I am 65. I am eligible for full social security at 66. Were I to retire at the end of next school year, between pension and social security I would have the buying power of about 5/8 of my income, because those income streams would not be subject to the 7.65% of payroll taxes. I cannot afford that. Fortunately I could work without penalty and actually increase my income. But I am lucky. I have a defined benefit retirement as a public employee, and the kind of work I do - teach - is (a) transferable from my current employer, and (b) something I can still do despite my increasing years. But what if the nature of one's employment does not allow continued working? Some jobs still have mandatory retirement ages, or have demands - physical or mental - that are simply not sustainable as one approaches 70? What about those people? How many are already worried about their financial situation? How many more approaching retirement are feeling betrayed that politicians of a younger age - Ryan is only 41 - seem willing to wage what appears to be generational warfare against them?
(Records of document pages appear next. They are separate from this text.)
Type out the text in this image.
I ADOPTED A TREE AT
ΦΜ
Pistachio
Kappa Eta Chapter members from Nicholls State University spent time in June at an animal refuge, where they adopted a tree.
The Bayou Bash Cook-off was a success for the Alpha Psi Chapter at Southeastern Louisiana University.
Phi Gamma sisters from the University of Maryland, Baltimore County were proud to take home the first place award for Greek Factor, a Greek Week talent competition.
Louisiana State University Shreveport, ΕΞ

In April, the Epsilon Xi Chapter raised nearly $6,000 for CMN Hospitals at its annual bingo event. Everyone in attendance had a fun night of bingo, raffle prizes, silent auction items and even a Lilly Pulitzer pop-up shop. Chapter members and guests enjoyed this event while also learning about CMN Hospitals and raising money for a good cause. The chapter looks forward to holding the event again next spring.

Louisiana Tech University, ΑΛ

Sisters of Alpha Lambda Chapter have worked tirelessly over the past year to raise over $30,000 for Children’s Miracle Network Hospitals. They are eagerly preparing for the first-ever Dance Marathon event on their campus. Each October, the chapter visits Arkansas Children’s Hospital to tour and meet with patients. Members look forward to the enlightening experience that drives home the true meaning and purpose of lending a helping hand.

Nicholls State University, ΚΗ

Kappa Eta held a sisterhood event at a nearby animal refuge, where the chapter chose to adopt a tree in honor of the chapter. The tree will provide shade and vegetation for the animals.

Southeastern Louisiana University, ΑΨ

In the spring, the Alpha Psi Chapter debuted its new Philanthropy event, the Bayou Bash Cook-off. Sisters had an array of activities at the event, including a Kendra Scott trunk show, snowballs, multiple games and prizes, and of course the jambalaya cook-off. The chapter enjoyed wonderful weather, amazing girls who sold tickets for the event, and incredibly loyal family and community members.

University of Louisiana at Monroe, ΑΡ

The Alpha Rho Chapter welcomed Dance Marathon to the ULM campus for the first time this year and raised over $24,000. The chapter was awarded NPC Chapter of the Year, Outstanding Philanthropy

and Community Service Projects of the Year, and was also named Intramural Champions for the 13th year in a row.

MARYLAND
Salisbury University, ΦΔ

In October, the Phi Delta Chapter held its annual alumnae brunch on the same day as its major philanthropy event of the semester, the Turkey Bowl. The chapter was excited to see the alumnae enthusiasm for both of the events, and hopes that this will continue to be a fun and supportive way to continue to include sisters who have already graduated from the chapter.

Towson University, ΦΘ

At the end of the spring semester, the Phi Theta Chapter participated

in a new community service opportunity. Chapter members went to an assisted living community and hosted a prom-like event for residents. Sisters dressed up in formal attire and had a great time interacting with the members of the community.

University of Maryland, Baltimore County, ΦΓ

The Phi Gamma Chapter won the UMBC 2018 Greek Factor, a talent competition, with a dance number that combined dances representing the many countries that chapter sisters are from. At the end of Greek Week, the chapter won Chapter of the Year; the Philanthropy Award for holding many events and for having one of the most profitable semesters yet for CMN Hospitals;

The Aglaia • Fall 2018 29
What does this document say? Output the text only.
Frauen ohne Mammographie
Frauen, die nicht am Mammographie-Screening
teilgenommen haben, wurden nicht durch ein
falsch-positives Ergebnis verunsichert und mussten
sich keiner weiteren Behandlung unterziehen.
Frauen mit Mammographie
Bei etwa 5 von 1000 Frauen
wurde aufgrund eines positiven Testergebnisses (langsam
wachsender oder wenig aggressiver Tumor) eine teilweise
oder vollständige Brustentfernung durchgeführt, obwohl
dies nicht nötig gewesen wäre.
Republicans demagogued this issue during the election. The Tea Party attacked the Democrats on Medicare - remember expressions like "keep your government hands off my Medicare"???? When the Affordable Health Care Act save $500 billion of unnecessary expenditures in Medicare, the Republicans went after it as an attack on Medicare benefits, and did very well among seniors.
You might want to look at the data at this site (and you will have to click to enlarge sufficiently to see). Republicans won those over the age of 50 by 58% to 42%, and those voters made up 34% of the total electorate. Bring those numbers merely level is a 16% switch among what was 1/3 of the electorate, or a 5+% switch in the direction of the Democrats. The overall Republican advantage for the House was +8% Republican, meaning just that switch among seniors wipes out a good portion of the Republican margin, even before the overall shape of the electorate is taken into account - remember, with Obama at the top of the ticket seniors will make up a lesser portion the overall turnout, with increases most skewed towards groups that favor Democrats - Blacks, Hispanics, young people.
Right now Republicans are desperately attempting to change the messaging. But they still don't get it. Sen. Mitch McConnell has said that Republicans in the Senate will not allow the debt ceiling to be increased without cuts to Medicare. If the Democrats hold the line on no cuts to benefits, I suspect McConnell's position can not be defended by messaging, even with the help of Fox News and too many among the conventional wisdom of inside the Beltway.
I am increasingly a fan of the ability of Charles Blow to put a finger on the pulse of the nation.
I began this piece with a title, a key line from his penultimate paragraph.
Let me finish with the rest of his words, his final paragraph. But only after I note this: send this column to every Democratic member of the House and Senate, and to all Democratic challengers to incumbent Republicans or contending for open seats. This issue potentially can wipe out many of those who are so obstructionist on so many issues.
And now, the final words from Blow:
Ryan is known as a numbers guy, but numbers can be cold comfort. People don’t quantify the quality of their lives by the money they save or the money the government saved on them, but by the moments they savor. When dread creeps into the spaces where those moments should be, politicians pay a price at the polls.